En resumen, Gual podría haber pergeñado un debut notable de haber adelgazado el texto final, y suprimido tantos y tantos pequeños detalles que a estas alturas de la película no son sino vulgar reproducción de los descubridores (piénsese en la escritura a partir de un lenguaje de programación —puro jPod—, o el recurso —prescindible para el caso— de las notas a pie). En otras palabras: Cut & Roll ha llegado al mercado editorial demasiado tarde, lastrado por los éxitos que en los últimos dos años han revolucionado la prosa patria. ¿Momento entonces de hacer un alto en el camino? Seguro que sí.

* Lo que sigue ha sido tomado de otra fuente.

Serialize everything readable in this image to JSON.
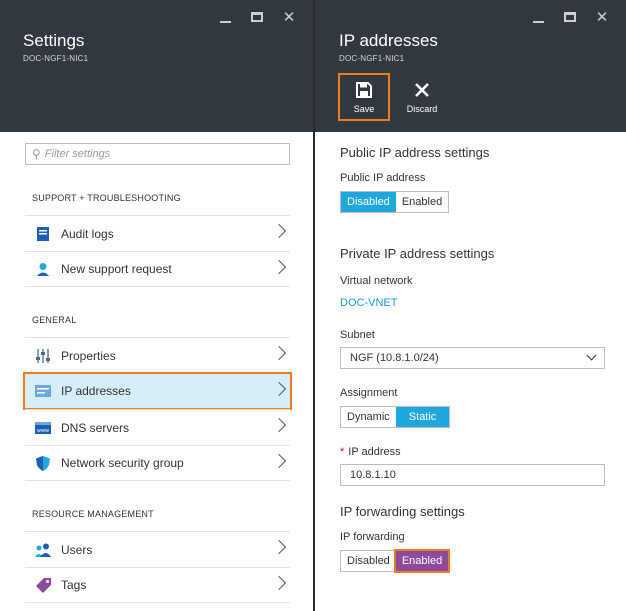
{
  "settings_blade": {
    "title": "Settings",
    "subtitle": "DOC-NGF1-NIC1",
    "filter_placeholder": "Filter settings",
    "sections": [
      {
        "label": "SUPPORT + TROUBLESHOOTING",
        "items": [
          {
            "label": "Audit logs",
            "icon": "audit-log-icon"
          },
          {
            "label": "New support request",
            "icon": "support-person-icon"
          }
        ]
      },
      {
        "label": "GENERAL",
        "items": [
          {
            "label": "Properties",
            "icon": "properties-sliders-icon"
          },
          {
            "label": "IP addresses",
            "icon": "ip-address-icon",
            "selected": true
          },
          {
            "label": "DNS servers",
            "icon": "dns-server-icon"
          },
          {
            "label": "Network security group",
            "icon": "shield-icon"
          }
        ]
      },
      {
        "label": "RESOURCE MANAGEMENT",
        "items": [
          {
            "label": "Users",
            "icon": "users-icon"
          },
          {
            "label": "Tags",
            "icon": "tag-icon"
          }
        ]
      }
    ]
  },
  "ip_blade": {
    "title": "IP addresses",
    "subtitle": "DOC-NGF1-NIC1",
    "commands": {
      "save": "Save",
      "discard": "Discard"
    },
    "public": {
      "heading": "Public IP address settings",
      "label": "Public IP address",
      "options": [
        "Disabled",
        "Enabled"
      ],
      "selected": "Disabled"
    },
    "private": {
      "heading": "Private IP address settings",
      "vnet_label": "Virtual network",
      "vnet_value": "DOC-VNET",
      "subnet_label": "Subnet",
      "subnet_value": "NGF (10.8.1.0/24)",
      "assignment_label": "Assignment",
      "assignment_options": [
        "Dynamic",
        "Static"
      ],
      "assignment_selected": "Static",
      "required_marker": "*",
      "ip_label": "IP address",
      "ip_value": "10.8.1.10"
    },
    "forwarding": {
      "heading": "IP forwarding settings",
      "label": "IP forwarding",
      "options": [
        "Disabled",
        "Enabled"
      ],
      "selected": "Enabled"
    }
  },
  "colors": {
    "header_bg": "#32383f",
    "accent_blue": "#1fa8dd",
    "accent_purple": "#8b4a9c",
    "highlight_orange": "#f07c20",
    "link": "#1a9ad6"
  }
}
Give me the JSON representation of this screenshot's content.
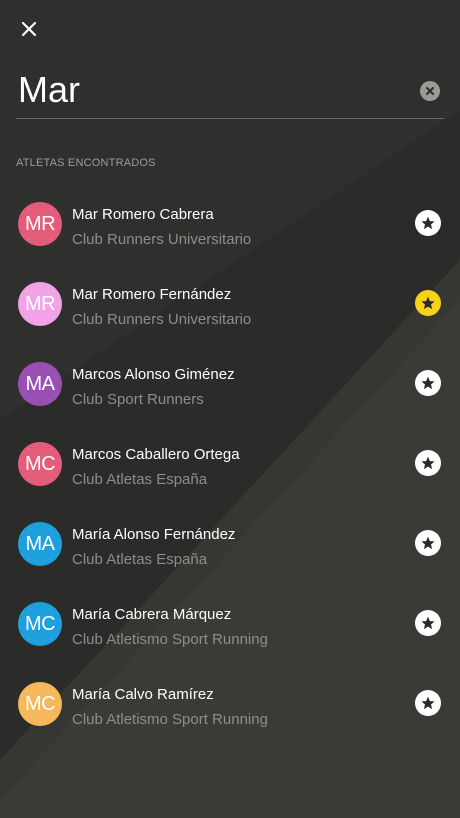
{
  "search": {
    "value": "Mar"
  },
  "section_label": "ATLETAS ENCONTRADOS",
  "athletes": [
    {
      "initials": "MR",
      "name": "Mar Romero Cabrera",
      "club": "Club Runners Universitario",
      "avatar_color": "#e35d7a",
      "favorite": false
    },
    {
      "initials": "MR",
      "name": "Mar Romero Fernández",
      "club": "Club Runners Universitario",
      "avatar_color": "#f2a3e8",
      "favorite": true
    },
    {
      "initials": "MA",
      "name": "Marcos Alonso Giménez",
      "club": "Club Sport Runners",
      "avatar_color": "#9a4fb3",
      "favorite": false
    },
    {
      "initials": "MC",
      "name": "Marcos Caballero Ortega",
      "club": "Club Atletas España",
      "avatar_color": "#e35d7a",
      "favorite": false
    },
    {
      "initials": "MA",
      "name": "María Alonso Fernández",
      "club": "Club Atletas España",
      "avatar_color": "#1ea0df",
      "favorite": false
    },
    {
      "initials": "MC",
      "name": "María Cabrera Márquez",
      "club": "Club Atletismo Sport Running",
      "avatar_color": "#1ea0df",
      "favorite": false
    },
    {
      "initials": "MC",
      "name": "María Calvo Ramírez",
      "club": "Club Atletismo Sport Running",
      "avatar_color": "#f5b95b",
      "favorite": false
    }
  ],
  "colors": {
    "background": "#2b2b29",
    "background_light": "#3a3a37",
    "favorite_active": "#f7d21c",
    "caret": "#1a8cff"
  },
  "icons": {
    "close": "close-icon",
    "clear": "clear-icon",
    "favorite": "star-icon"
  }
}
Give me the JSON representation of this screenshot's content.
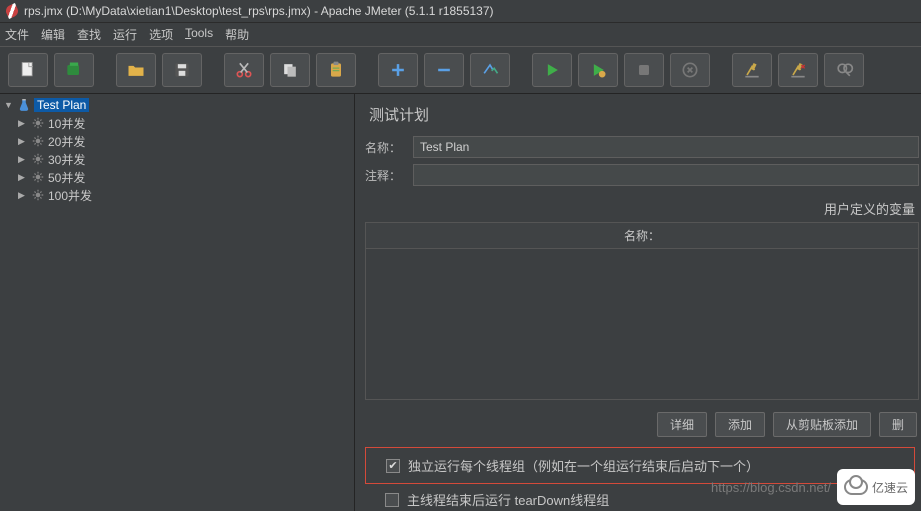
{
  "window": {
    "title": "rps.jmx (D:\\MyData\\xietian1\\Desktop\\test_rps\\rps.jmx) - Apache JMeter (5.1.1 r1855137)"
  },
  "menu": {
    "file": "文件",
    "edit": "编辑",
    "search": "查找",
    "run": "运行",
    "options": "选项",
    "tools": "Tools",
    "help": "帮助"
  },
  "tree": {
    "root": "Test Plan",
    "items": [
      {
        "label": "10并发"
      },
      {
        "label": "20并发"
      },
      {
        "label": "30并发"
      },
      {
        "label": "50并发"
      },
      {
        "label": "100并发"
      }
    ]
  },
  "panel": {
    "title": "测试计划",
    "name_label": "名称：",
    "name_value": "Test Plan",
    "comment_label": "注释：",
    "comment_value": "",
    "vars_title": "用户定义的变量",
    "col_name": "名称：",
    "buttons": {
      "detail": "详细",
      "add": "添加",
      "from_clip": "从剪贴板添加",
      "delete": "删"
    },
    "chk1": "独立运行每个线程组（例如在一个组运行结束后启动下一个）",
    "chk2": "主线程结束后运行 tearDown线程组"
  },
  "watermark": "https://blog.csdn.net/",
  "badge": "亿速云"
}
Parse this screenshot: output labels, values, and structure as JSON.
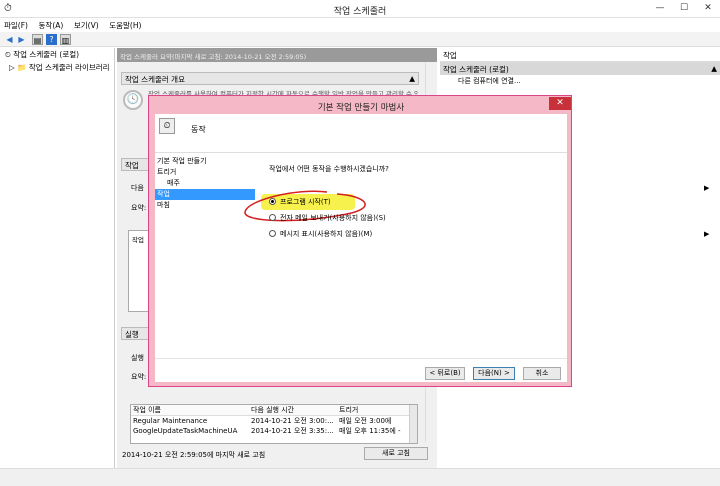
{
  "window": {
    "title": "작업 스케줄러"
  },
  "menu": [
    "파일(F)",
    "동작(A)",
    "보기(V)",
    "도움말(H)"
  ],
  "tree": {
    "root": "작업 스케줄러 (로컬)",
    "child": "작업 스케줄러 라이브러리"
  },
  "center": {
    "header": "작업 스케줄러 요약(마지막 새로 고침: 2014-10-21 오전 2:59:05)",
    "overview_title": "작업 스케줄러 개요",
    "overview_text": "작업 스케줄러를 사용하여 컴퓨터가 지정한 시간에 자동으로 수행할 일반 작업을 만들고 관리할 수 있습니다. 시작하려면 동작 메뉴...",
    "status_title": "작업 상태",
    "status_line1": "다음",
    "status_line2": "요약:",
    "active_title": "실행 중",
    "active_line1": "실행",
    "active_line2": "요약:",
    "table_headers": [
      "작업 이름",
      "다음 실행 시간",
      "트리거"
    ],
    "table_rows": [
      [
        "Regular Maintenance",
        "2014-10-21 오전 3:00:...",
        "매일 오전 3:00에"
      ],
      [
        "GoogleUpdateTaskMachineUA",
        "2014-10-21 오전 3:35:...",
        "매일 오후 11:35에 -"
      ]
    ]
  },
  "statusbar": {
    "text": "2014-10-21 오전 2:59:05에 마지막 새로 고침",
    "refresh": "새로 고침"
  },
  "actions": {
    "header": "작업",
    "selected": "작업 스케줄러 (로컬)",
    "items": [
      "다른 컴퓨터에 연결..."
    ]
  },
  "dialog": {
    "title": "기본 작업 만들기 마법사",
    "heading": "동작",
    "steps": [
      "기본 작업 만들기",
      "트리거",
      "매주",
      "작업",
      "마침"
    ],
    "question": "작업에서 어떤 동작을 수행하시겠습니까?",
    "options": [
      "프로그램 시작(T)",
      "전자 메일 보내기(사용하지 않음)(S)",
      "메시지 표시(사용하지 않음)(M)"
    ],
    "selected_option": 0,
    "buttons": {
      "back": "< 뒤로(B)",
      "next": "다음(N) >",
      "cancel": "취소"
    }
  }
}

miércoles, 1 de octubre de 2008

Pizzería Kamikaze, de Etgar Keret

Admitamos desde este preciso instante que el proceso evolutivo del Etgar Keret (Tel Aviv, 1967) en La chica sobre la nevera hacia Pizzería Kamikaze resulta próximo al desmán. Y es que si bien es cierto que en su primera colección de cuentos editada en España el autor israelí esgrimía una composición tan desopilante como temeraria (pienso en algunas perlas del tipo «por la noche volvió Lucach a soñar que estaba en la jungla. Que saltaba de árbol en árbol, comía plátanos y se follaba a todas las monas»), erigida a través de una metodología pseudodadaísta; en Pizzería... cabe pensar que Keret ha querido moderarse, no solo ya en cuanto al humor cáustico, sino también en lo que respecta al componente político. Recuérdese a este respecto la continua parodia de unos y otros en el conflicto árabe israelí esbozada en La chica…

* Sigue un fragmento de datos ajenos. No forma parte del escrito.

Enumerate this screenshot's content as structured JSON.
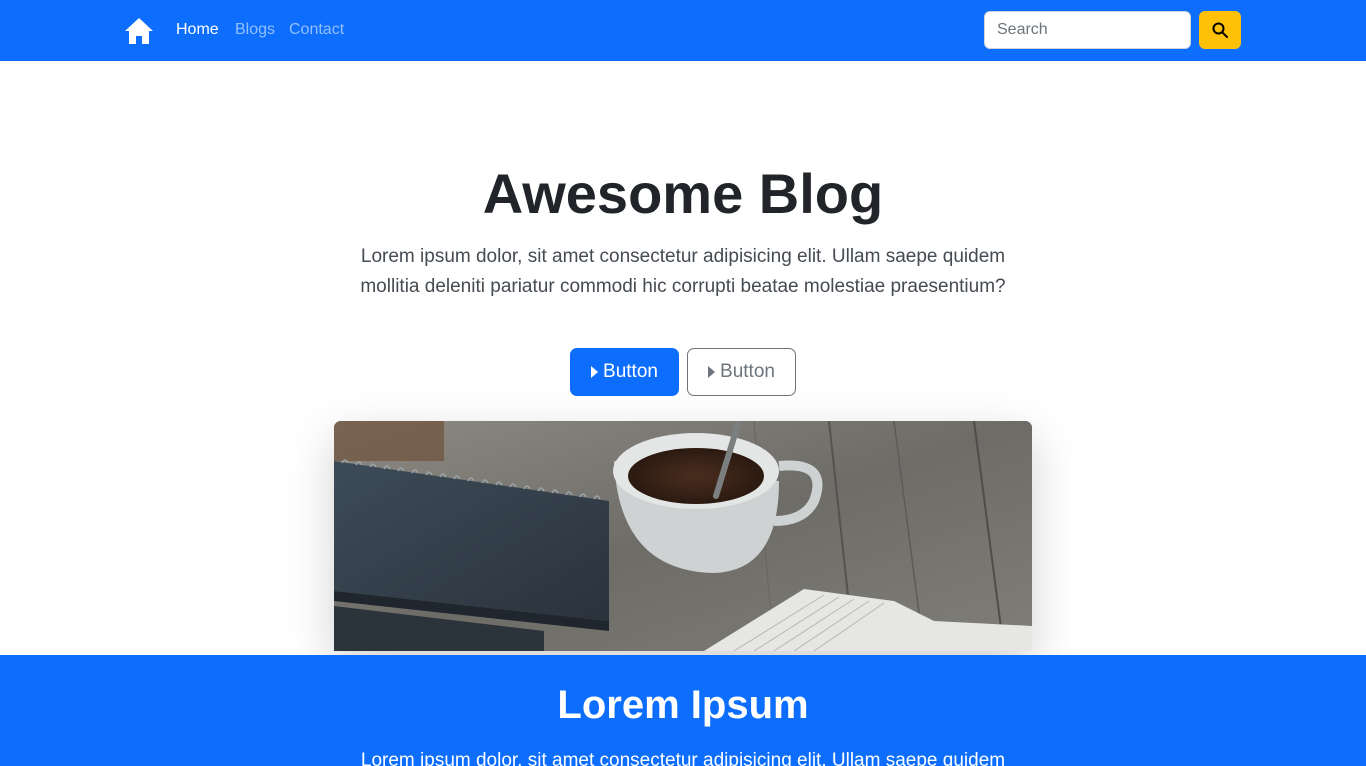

Para el caso que nos ocupa, y habida cuenta del reciclaje estilístico, diremos que hay relatos que son meros accesos de ingenio —tal es el caso del conato alegórico contenido en “La historia del conductor de autobús que quería ser Dios”; probablemente el cuento menos prometedor de la compilación, y por ende el menos apropiado para inaugurarla—; relatos blanduzcos, también —“El cóctel del infierno”—; o relatos como “La chaladura de Nimrot”, que apuntan muy buenas maneras y recuperan al Keret más gamberro. Será aquí, pues, en esta historia sobre la degeneración de la amistad, donde el israelí regrese al pastiche de postín con personajes chiflados que reescriben La Biblia (en efecto, ya que vamos a practicar la iconoclastia, pensaría E.K., ¿por qué no hacerlo apuntando al mismísimo Borges de Pierre Menard?) y espíritus que toman el pelo a los vivos a través de la güija, sin por ello desestimar el componente esotérico del texto. Pero la cosa no se queda ahí: acaso por su brevedad, “Útero” alcanza cotas aún más altas de virtuosismo narrativo que ponen de manifiesto la capacidad de Keret para desfigura al ser humano en sus obsesiones más burdas —el sexo; la envidia—.

Adaptada a la novela gráfica y al cine, la novela corta que da nombre a la compilación regresa sobre dos de los topoi más recurrentes en el escritor israelí, a saber, el más allá y la religión. Un rasgo que al entroncar con la escenografía de road movie infernal (los personajes de Pizzería Kamikaze viajan a lo largo de un purgatorio de suicidas donde incluso hay cabida para el ex líder de Nirvana) y las simpatías de los desequilibrados personajes (entre otras cosas, los chicos de Pizzería sueñan que se “cagan en la cabeza” recíprocamente), traslada la narración a un espectro fronterizo entre el cuento clásico y el siempre impagable olfato de coolhunter, al que podríamos referirnos como po(p)modernidad literaria. Al margen, conviene incidir sobre los momentos extáticos que Keret alcanza gracias a alguno de sus microrrelatos integrados en el corpus total, verbigracia, el feroz diálogo entre Ari y Nasser que resume la colisión de valores entre el mundo oriental y occidental (p. 78).

Por todo lo anterior concluiremos que en ninguna de sus dos opciones (La chica… o Pizzería) resulta Keret rechazable. De lo que no cabe duda, pues, es que el espíritu —digamos, un treinta y cinco por ciento más— descafeinado que esgrime en su última entrega, caerá de mal grado en el estómago de sus fans.